Ook dit bezwaar van [Verweerster] moet daarom worden gepasseerd.
3.8
Nu - los van het feit dat de rechtbank (zoals hiervoor onder 3.4. t/m 3.6 reeds overwogen) aan de verweren van [Verweerster] genoemd onder 3.1 en (alsnog) besproken onder 3.7 in het geheel niet toe komt - geen van de verweren doel zou hebben getroffen zal de rechtbank de vervroegde onteigening van de in de dagvaarding omschreven percelen: tuin, kadastraal bekend gemeente Maastricht, [sectie X. ], nummer [YYYY], ter grootte van 0.04.20 ha. en tuin, kadastraal bekend gemeente Maastricht, [sectie X. ], nummer [ZZZZ], groot 0.04.30 ha., uitspreken.
3.9
Nu de Provincie bij dagvaarding heeft verzocht het bedrag van het voorschot op de schadeloosstelling voor [Verweerster] te bepalen op 100 % van de door de Provincie aangeboden schadeloosstelling ad € 6.094,-- zal de rechtbank aldus bepalen.
3.10
Op grond van het bepaalde in de wet zal de rechtbank deskundigen benoemen om de schadeloosstelling voor [Verweerster] te begroten, alsmede een van haar leden benoemen om, vergezeld van de griffier, bij de opneming door deskundigen aanwezig te zijn en voorts zal zij nieuwsbladen aanwijzen voor de vereiste publicaties.
4. Uitspraak
De rechtbank:
spreekt uit ten laste van [Verweerster] de vervroegde onteigening ten name van en ten behoeve van de Provincie Limburg van de percelen: tuin, kadastraal bekend gemeente Maastricht, [sectie X. ], nummer [YYYY], ter grootte van 0.04.20 ha. en tuin, kadastraal bekend gemeente Maastricht, [sectie X. ], nummer [ZZZZ], groot 0.04.30 ha., zoals nader aangeduid in het in de dagvaarding bedoelde onteigeningsplan en de daarbij behorende grondtekening;
bepaalt voor [Verweerster] als voorschot op de vast te stellen schadeloosstelling een bedrag van € 6.094,--;
benoemt tot deskundigen om de schadeloosstelling te begroten:
- mr.
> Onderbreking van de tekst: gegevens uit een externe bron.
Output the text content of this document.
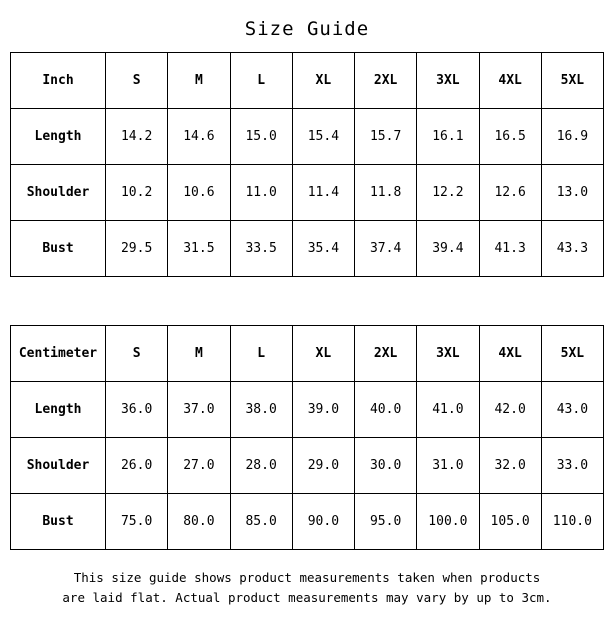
Size Guide
Inch	S	M	L	XL	2XL	3XL	4XL	5XL
Length	14.2	14.6	15.0	15.4	15.7	16.1	16.5	16.9
Shoulder	10.2	10.6	11.0	11.4	11.8	12.2	12.6	13.0
Bust	29.5	31.5	33.5	35.4	37.4	39.4	41.3	43.3
Centimeter	S	M	L	XL	2XL	3XL	4XL	5XL
Length	36.0	37.0	38.0	39.0	40.0	41.0	42.0	43.0
Shoulder	26.0	27.0	28.0	29.0	30.0	31.0	32.0	33.0
Bust	75.0	80.0	85.0	90.0	95.0	100.0	105.0	110.0
This size guide shows product measurements taken when products
are laid flat. Actual product measurements may vary by up to 3cm.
P.P.M.I. Paulussen, Sint Pieterskade 26, 6212 AD te Maastricht;
- ing. Th. van Sambeek, Dr. Nolenslaan 157, 6136 GM te Sittard;
- dhr. J.W. Offermans, Wissengrachtweg 75, 6336 TH Hulsberg;
benoemt mr. H.J. Laumen, lid van deze rechtbank om, vergezeld van de griffier, als rechter-commissaris bij de opneming door deskundigen, op een nog in overleg met partijen en deskundigen te bepalen datum en tijdstip, aanwezig te zijn;
wijst aan als nieuwsbladen waarin de aankondiging van deze vervroegde onteigening en van tijd en plaats van de opneming door de deskundigen van de ligging en de gesteldheid van de onteigende goederen door de griffier moet geschieden:
Dagblad De Limburger en Het Limburgs Dagblad, beiden in de editie verschijnende in de gemeente Maastricht;
verwijst de zaak naar de rol van 16 juli 2003 om partijen de gelegenheid te geven hun verhinderdata voor de opneming door deskundigen in de eerste drie maanden vanaf de datum van opgave op te geven;
houdt iedere verdere beslissing aan.
Dit vonnis is gewezen door mr. H.J. Laumen, rechter, mrs. J.J.Ph. Bergmans en A.M. Adelmeijer, vice-presidenten, en, en ter openbare terechtzitting uitgesproken in tegenwoordigheid van de griffier.